A vacinação prodigue a braços desnudos.
Em pouco tempo acredito que todos os brasileiros serão vacinados. E a pandemia vai fazer parte de favas contadas. Erradicada em todo território nacional.
Pena que não se possa vacinar contra maus tratos. Contra desatinos. Contra contravenção. Contra tudo que nos faz envergonhar perante o mundo inteiro. Vacinar-se contra a falta de ilusão deveria ser factível. Pois as ilusões são fundamentais, tanto quanto os sonhos, desde quando a gente nasce até a porta do caixão.
Um dia me perguntaram: “doutor. É possível vacinar-se contra esta ou aqueloutra doença? Por exemplo, Hpv e outras patologias ligadas ao sexo”?
De pronto respondi um sim. Pena que ainda não descobriram a vacina contra a depressão. Uma tristeza enorme que acomete o âmago de quem sofre. Sofrer por amor até que é bom.

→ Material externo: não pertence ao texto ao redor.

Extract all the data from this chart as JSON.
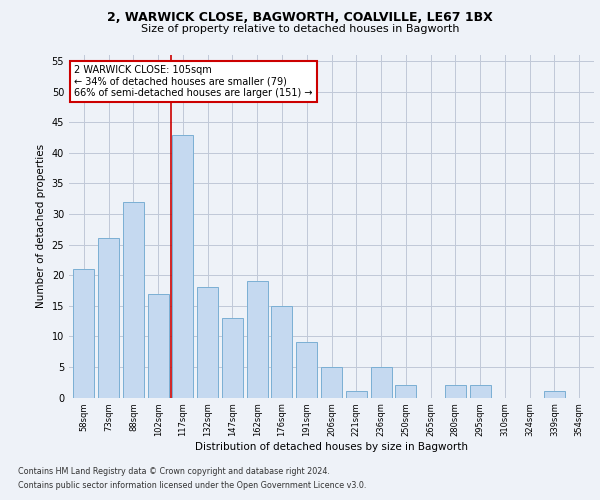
{
  "title_line1": "2, WARWICK CLOSE, BAGWORTH, COALVILLE, LE67 1BX",
  "title_line2": "Size of property relative to detached houses in Bagworth",
  "xlabel": "Distribution of detached houses by size in Bagworth",
  "ylabel": "Number of detached properties",
  "categories": [
    "58sqm",
    "73sqm",
    "88sqm",
    "102sqm",
    "117sqm",
    "132sqm",
    "147sqm",
    "162sqm",
    "176sqm",
    "191sqm",
    "206sqm",
    "221sqm",
    "236sqm",
    "250sqm",
    "265sqm",
    "280sqm",
    "295sqm",
    "310sqm",
    "324sqm",
    "339sqm",
    "354sqm"
  ],
  "values": [
    21,
    26,
    32,
    17,
    43,
    18,
    13,
    19,
    15,
    9,
    5,
    1,
    5,
    2,
    0,
    2,
    2,
    0,
    0,
    1,
    0
  ],
  "bar_color": "#c5d9f0",
  "bar_edge_color": "#7bafd4",
  "grid_color": "#c0c8d8",
  "vline_x": 3.5,
  "vline_color": "#cc0000",
  "annotation_text": "2 WARWICK CLOSE: 105sqm\n← 34% of detached houses are smaller (79)\n66% of semi-detached houses are larger (151) →",
  "annotation_box_color": "#ffffff",
  "annotation_box_edge_color": "#cc0000",
  "ylim": [
    0,
    56
  ],
  "yticks": [
    0,
    5,
    10,
    15,
    20,
    25,
    30,
    35,
    40,
    45,
    50,
    55
  ],
  "footer_line1": "Contains HM Land Registry data © Crown copyright and database right 2024.",
  "footer_line2": "Contains public sector information licensed under the Open Government Licence v3.0.",
  "background_color": "#eef2f8"
}
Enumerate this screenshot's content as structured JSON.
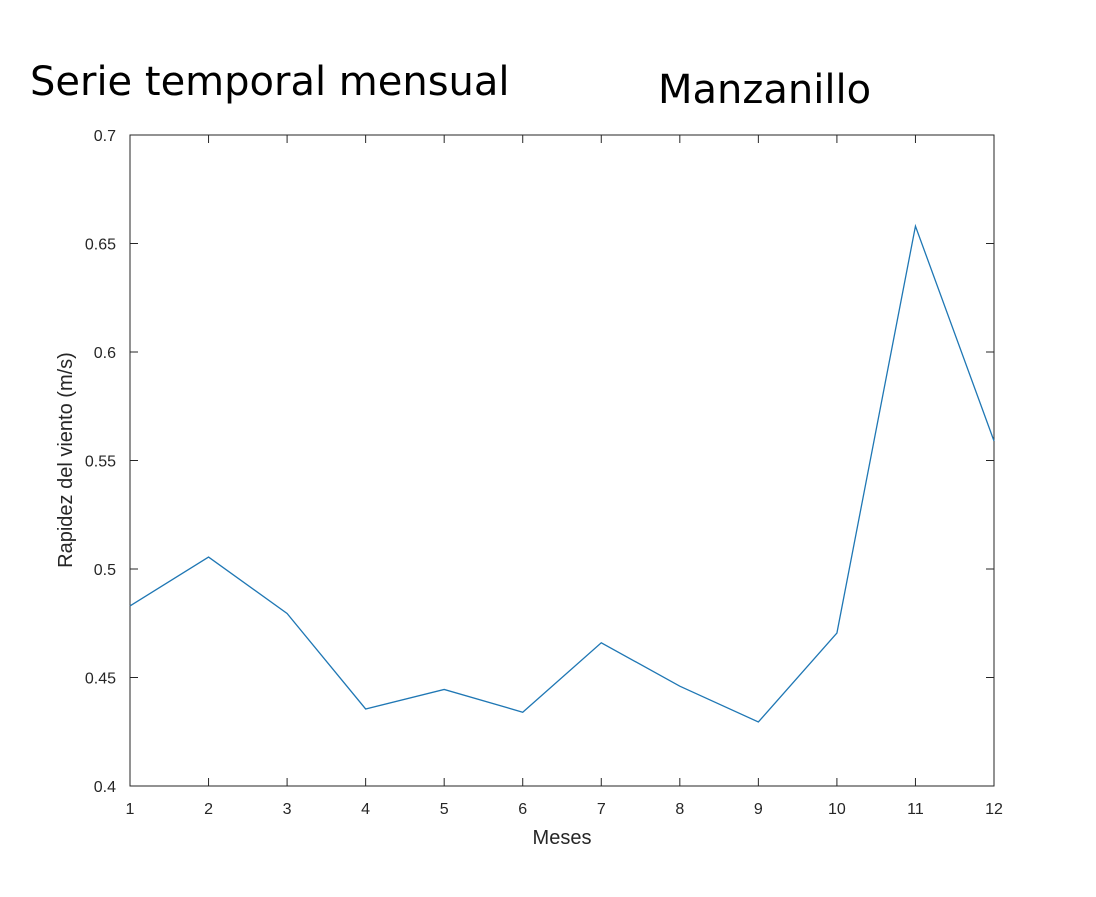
{
  "chart_data": {
    "type": "line",
    "title_left": "Serie temporal mensual",
    "title_right": "Manzanillo",
    "xlabel": "Meses",
    "ylabel": "Rapidez del viento (m/s)",
    "xlim": [
      1,
      12
    ],
    "ylim": [
      0.4,
      0.7
    ],
    "xticks": [
      "1",
      "2",
      "3",
      "4",
      "5",
      "6",
      "7",
      "8",
      "9",
      "10",
      "11",
      "12"
    ],
    "yticks": [
      "0.4",
      "0.45",
      "0.5",
      "0.55",
      "0.6",
      "0.65",
      "0.7"
    ],
    "grid": false,
    "series": [
      {
        "x": [
          1,
          2,
          3,
          4,
          5,
          6,
          7,
          8,
          9,
          10,
          11,
          12
        ],
        "values": [
          0.483,
          0.5055,
          0.4795,
          0.4355,
          0.4445,
          0.434,
          0.466,
          0.446,
          0.4295,
          0.4705,
          0.658,
          0.559
        ],
        "color": "#1f77b4"
      }
    ]
  }
}
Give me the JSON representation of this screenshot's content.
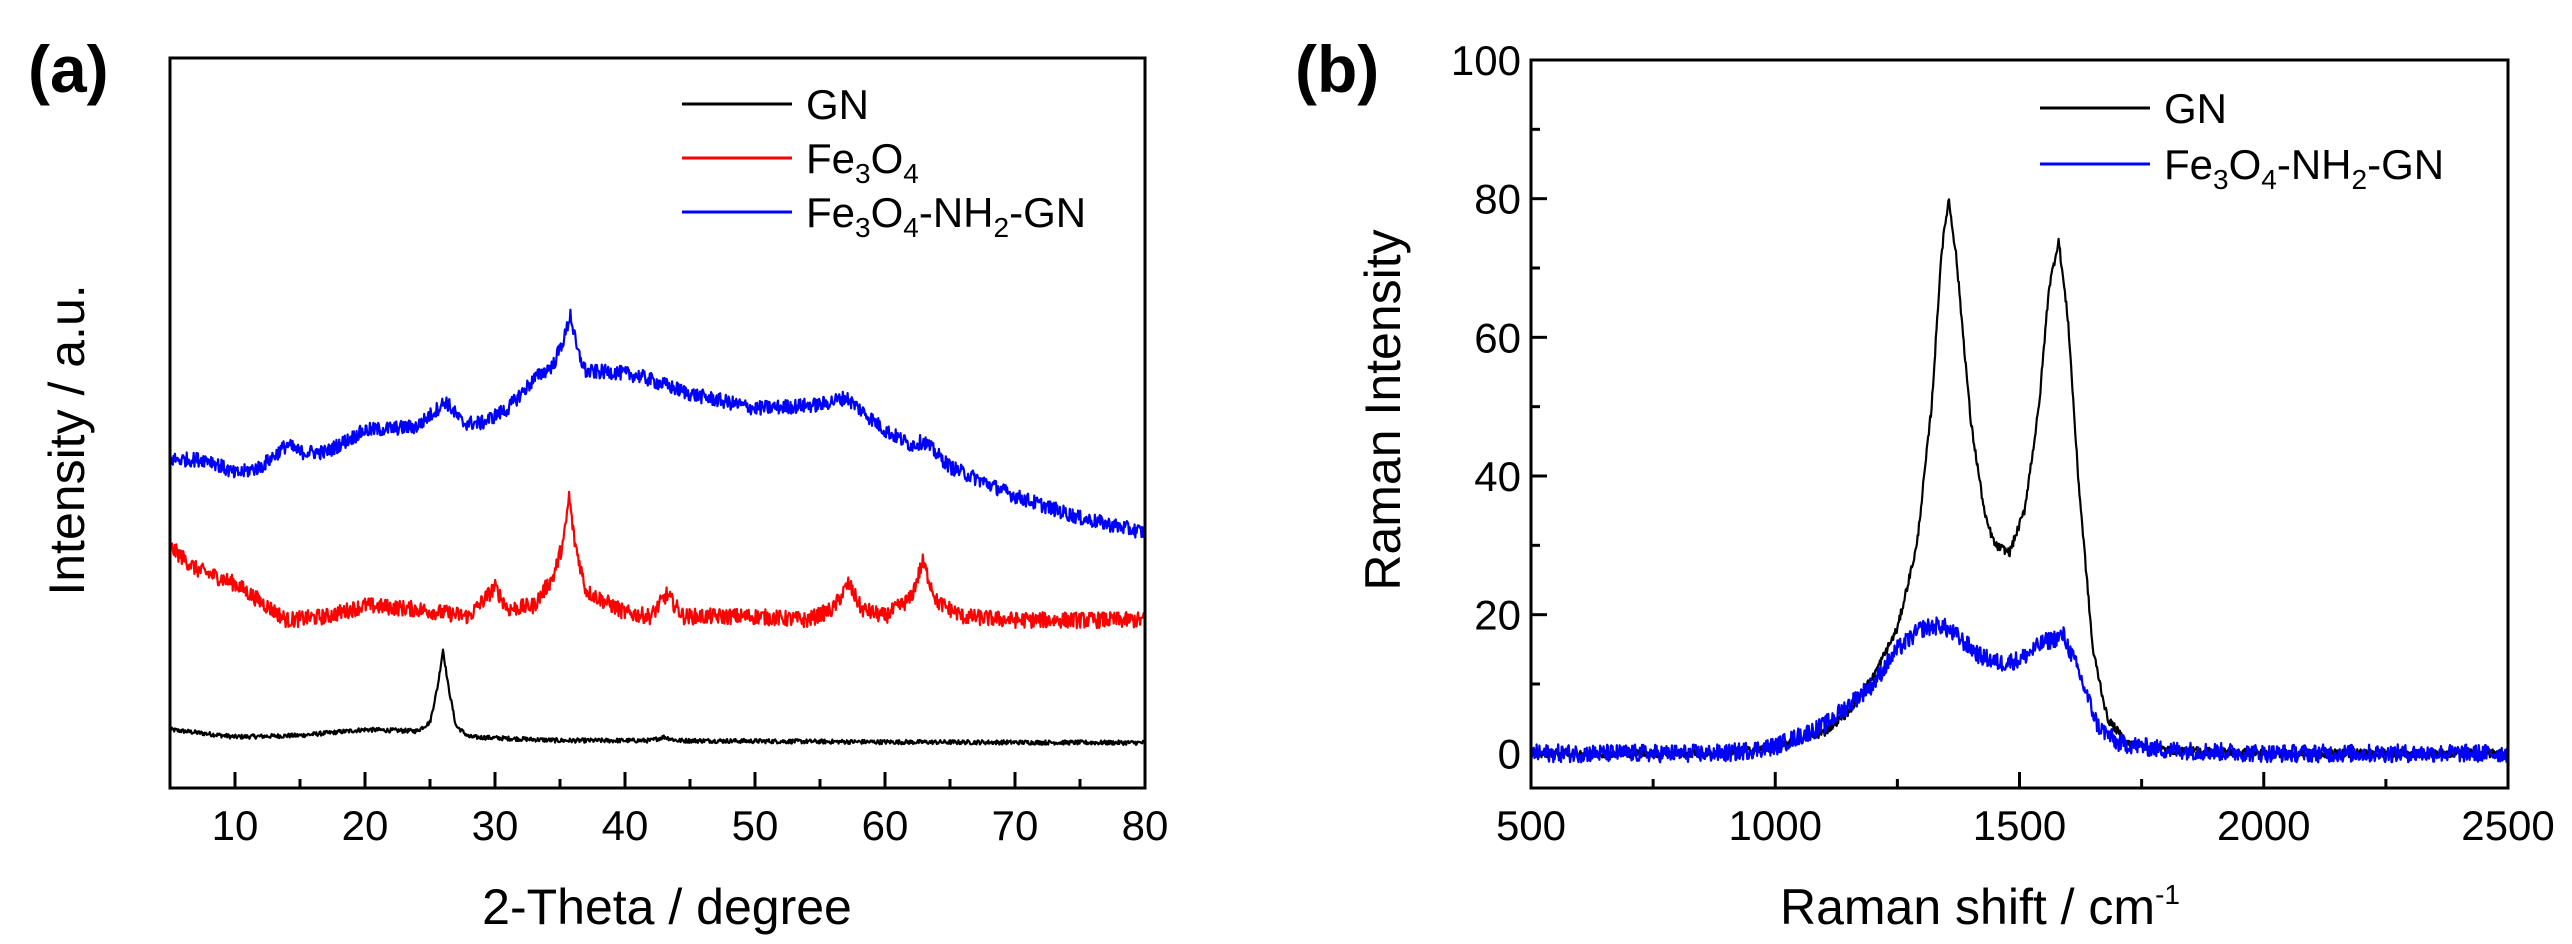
{
  "chart_data": [
    {
      "panel_label": "(a)",
      "type": "line",
      "title": "",
      "xlabel": "2-Theta / degree",
      "ylabel": "Intensity / a.u.",
      "xlim": [
        5,
        80
      ],
      "ylim": [
        0,
        1
      ],
      "xticks": [
        "10",
        "20",
        "30",
        "40",
        "50",
        "60",
        "70",
        "80"
      ],
      "yticks_shown": false,
      "legend_position": "top-right",
      "series": [
        {
          "name": "GN",
          "legend_parts": [
            {
              "t": "GN"
            }
          ],
          "color": "#000000",
          "noise": 0.003,
          "points": [
            [
              5,
              0.08
            ],
            [
              10,
              0.07
            ],
            [
              15,
              0.072
            ],
            [
              20,
              0.08
            ],
            [
              24,
              0.078
            ],
            [
              25,
              0.09
            ],
            [
              25.6,
              0.14
            ],
            [
              26,
              0.19
            ],
            [
              26.4,
              0.14
            ],
            [
              27,
              0.085
            ],
            [
              28,
              0.07
            ],
            [
              35,
              0.065
            ],
            [
              42,
              0.065
            ],
            [
              43,
              0.07
            ],
            [
              44,
              0.065
            ],
            [
              60,
              0.063
            ],
            [
              80,
              0.062
            ]
          ]
        },
        {
          "name": "Fe3O4",
          "legend_parts": [
            {
              "t": "Fe"
            },
            {
              "t": "3",
              "sub": true
            },
            {
              "t": "O"
            },
            {
              "t": "4",
              "sub": true
            }
          ],
          "color": "#ff0000",
          "noise": 0.011,
          "points": [
            [
              5,
              0.33
            ],
            [
              7,
              0.3
            ],
            [
              10,
              0.28
            ],
            [
              14,
              0.23
            ],
            [
              17,
              0.235
            ],
            [
              20,
              0.25
            ],
            [
              24,
              0.245
            ],
            [
              28,
              0.235
            ],
            [
              30,
              0.275
            ],
            [
              31,
              0.245
            ],
            [
              33,
              0.25
            ],
            [
              34.5,
              0.29
            ],
            [
              35.3,
              0.34
            ],
            [
              35.7,
              0.4
            ],
            [
              36.1,
              0.34
            ],
            [
              37,
              0.27
            ],
            [
              40,
              0.24
            ],
            [
              42,
              0.235
            ],
            [
              43.2,
              0.265
            ],
            [
              44.5,
              0.235
            ],
            [
              50,
              0.235
            ],
            [
              54,
              0.23
            ],
            [
              56,
              0.245
            ],
            [
              57.2,
              0.28
            ],
            [
              58.2,
              0.245
            ],
            [
              60,
              0.235
            ],
            [
              62,
              0.26
            ],
            [
              62.9,
              0.31
            ],
            [
              64,
              0.255
            ],
            [
              66,
              0.235
            ],
            [
              70,
              0.23
            ],
            [
              75,
              0.23
            ],
            [
              80,
              0.23
            ]
          ]
        },
        {
          "name": "Fe3O4-NH2-GN",
          "legend_parts": [
            {
              "t": "Fe"
            },
            {
              "t": "3",
              "sub": true
            },
            {
              "t": "O"
            },
            {
              "t": "4",
              "sub": true
            },
            {
              "t": "-NH"
            },
            {
              "t": "2",
              "sub": true
            },
            {
              "t": "-GN"
            }
          ],
          "color": "#0000ff",
          "noise": 0.01,
          "points": [
            [
              5,
              0.45
            ],
            [
              8,
              0.45
            ],
            [
              10,
              0.43
            ],
            [
              12,
              0.44
            ],
            [
              14,
              0.47
            ],
            [
              15,
              0.46
            ],
            [
              17,
              0.46
            ],
            [
              20,
              0.49
            ],
            [
              24,
              0.495
            ],
            [
              25.6,
              0.52
            ],
            [
              26.2,
              0.53
            ],
            [
              27.5,
              0.5
            ],
            [
              29,
              0.5
            ],
            [
              31,
              0.52
            ],
            [
              33,
              0.56
            ],
            [
              34.5,
              0.58
            ],
            [
              35.4,
              0.62
            ],
            [
              35.8,
              0.65
            ],
            [
              36.3,
              0.6
            ],
            [
              37,
              0.57
            ],
            [
              39,
              0.57
            ],
            [
              41,
              0.565
            ],
            [
              45,
              0.54
            ],
            [
              50,
              0.52
            ],
            [
              55,
              0.525
            ],
            [
              57,
              0.535
            ],
            [
              58,
              0.52
            ],
            [
              60,
              0.49
            ],
            [
              62,
              0.47
            ],
            [
              63,
              0.475
            ],
            [
              65,
              0.44
            ],
            [
              70,
              0.4
            ],
            [
              75,
              0.37
            ],
            [
              80,
              0.35
            ]
          ]
        }
      ]
    },
    {
      "panel_label": "(b)",
      "type": "line",
      "title": "",
      "xlabel": "Raman shift / cm",
      "xlabel_superscript": "-1",
      "ylabel": "Raman Intensity",
      "xlim": [
        500,
        2500
      ],
      "ylim": [
        -5,
        100
      ],
      "xticks": [
        "500",
        "1000",
        "1500",
        "2000",
        "2500"
      ],
      "yticks": [
        "0",
        "20",
        "40",
        "60",
        "80",
        "100"
      ],
      "legend_position": "top-right",
      "series": [
        {
          "name": "GN",
          "legend_parts": [
            {
              "t": "GN"
            }
          ],
          "color": "#000000",
          "noise": 0.6,
          "points": [
            [
              500,
              0
            ],
            [
              900,
              0
            ],
            [
              1000,
              0.8
            ],
            [
              1100,
              3
            ],
            [
              1150,
              6
            ],
            [
              1200,
              11
            ],
            [
              1250,
              18
            ],
            [
              1290,
              30
            ],
            [
              1320,
              50
            ],
            [
              1340,
              72
            ],
            [
              1355,
              80
            ],
            [
              1370,
              72
            ],
            [
              1400,
              48
            ],
            [
              1430,
              34
            ],
            [
              1450,
              30
            ],
            [
              1480,
              29
            ],
            [
              1510,
              35
            ],
            [
              1540,
              50
            ],
            [
              1560,
              67
            ],
            [
              1580,
              74
            ],
            [
              1600,
              62
            ],
            [
              1620,
              40
            ],
            [
              1650,
              15
            ],
            [
              1680,
              5
            ],
            [
              1720,
              1.5
            ],
            [
              1800,
              0.5
            ],
            [
              2000,
              0
            ],
            [
              2500,
              0
            ]
          ]
        },
        {
          "name": "Fe3O4-NH2-GN",
          "legend_parts": [
            {
              "t": "Fe"
            },
            {
              "t": "3",
              "sub": true
            },
            {
              "t": "O"
            },
            {
              "t": "4",
              "sub": true
            },
            {
              "t": "-NH"
            },
            {
              "t": "2",
              "sub": true
            },
            {
              "t": "-GN"
            }
          ],
          "color": "#0000ff",
          "noise": 1.3,
          "points": [
            [
              500,
              0
            ],
            [
              900,
              0
            ],
            [
              1000,
              1
            ],
            [
              1100,
              4
            ],
            [
              1200,
              10
            ],
            [
              1250,
              15
            ],
            [
              1300,
              18
            ],
            [
              1340,
              18.5
            ],
            [
              1370,
              17
            ],
            [
              1420,
              14
            ],
            [
              1460,
              13
            ],
            [
              1500,
              13.5
            ],
            [
              1550,
              16
            ],
            [
              1590,
              17
            ],
            [
              1620,
              12
            ],
            [
              1660,
              4
            ],
            [
              1700,
              1.5
            ],
            [
              1800,
              0.5
            ],
            [
              2000,
              0
            ],
            [
              2500,
              0
            ]
          ]
        }
      ]
    }
  ]
}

Ontem foi meu dia de receber a terceira dose. Até agora tenho o braço pesado. Uma dorzinha renitente me tem incomodado. Mas valeu a pena aquela injeção.
Espero ter cumprido o meu papel. Deixo aqui meu exemplo como cidadão. Quem diz que vacina é mera ilusão deve ser considerado equivocado. Ou mero falastrão.
Na derradeira vez que fui ter a minha rocinha, de onde trago causos e prejuízos, encontrei-me com um velho amigo.
Sô Zé Genuíno, um legitimo e genuíno morador daquelas plagas, se preparava para dormir.
Era ainda cedo. Por volta das cinco e meia de uma tarde fresca. A noite passada choveu um bom bocado. Pelo seu ar de contentamento podia-se perceber uma felicidade que extrapolava aquele bocejo de alegria incontida.
Falamos de tudo um cadinho. Das mortes que infelizmente tem acontecido. Da falta de amigos que se mudaram pro andar de cima. Comentamos sobre banalidades. Aquela caboclinha de pernas grossas e sorriso farto não foi deixada de lado. Pronde ela foi? Deveras andava sumida.
Antes da despedida ainda comentei com Sô Zé, que na manhã de ontem recebi minha terceira dose da vacina. Que estou completamente imunizado. Salvo algum entrevero nunca mais vou contrair a tal virose.
Sô Zé, de olhos esbugalhados, me disse que ontem mesmo, na mesa de um bar, acabou tomando todas. Na primeira dose conseguiu fazer o quatro. Na segunda mal se continha em pé. Já na terceira acabou caindo pro lado. Só não quebrou as cadeiras por pura sorte.
Quando lhe ofereceram a terceira dose acabou dormindo ali mesmo. Acordou sonhando ter sido vacinado.
“Sô Zé! Estou falando sobre a terceira dose da vacina. Não de pinga. Como o senhor tá acostumado. Cria vergonha meu amigo. Vai logo a um posto de saúde próximo. Antes que a tal corona lhe pegue pelo cangote. E o leve para a sepultura.”
Creio que ele tenha entendido a minha mensagem. Não que uma canjibrina não seja do meu aprecio. De vez em quando tomo uma. Mas depois de receber a terceira dose. Pura precaução. Entendido.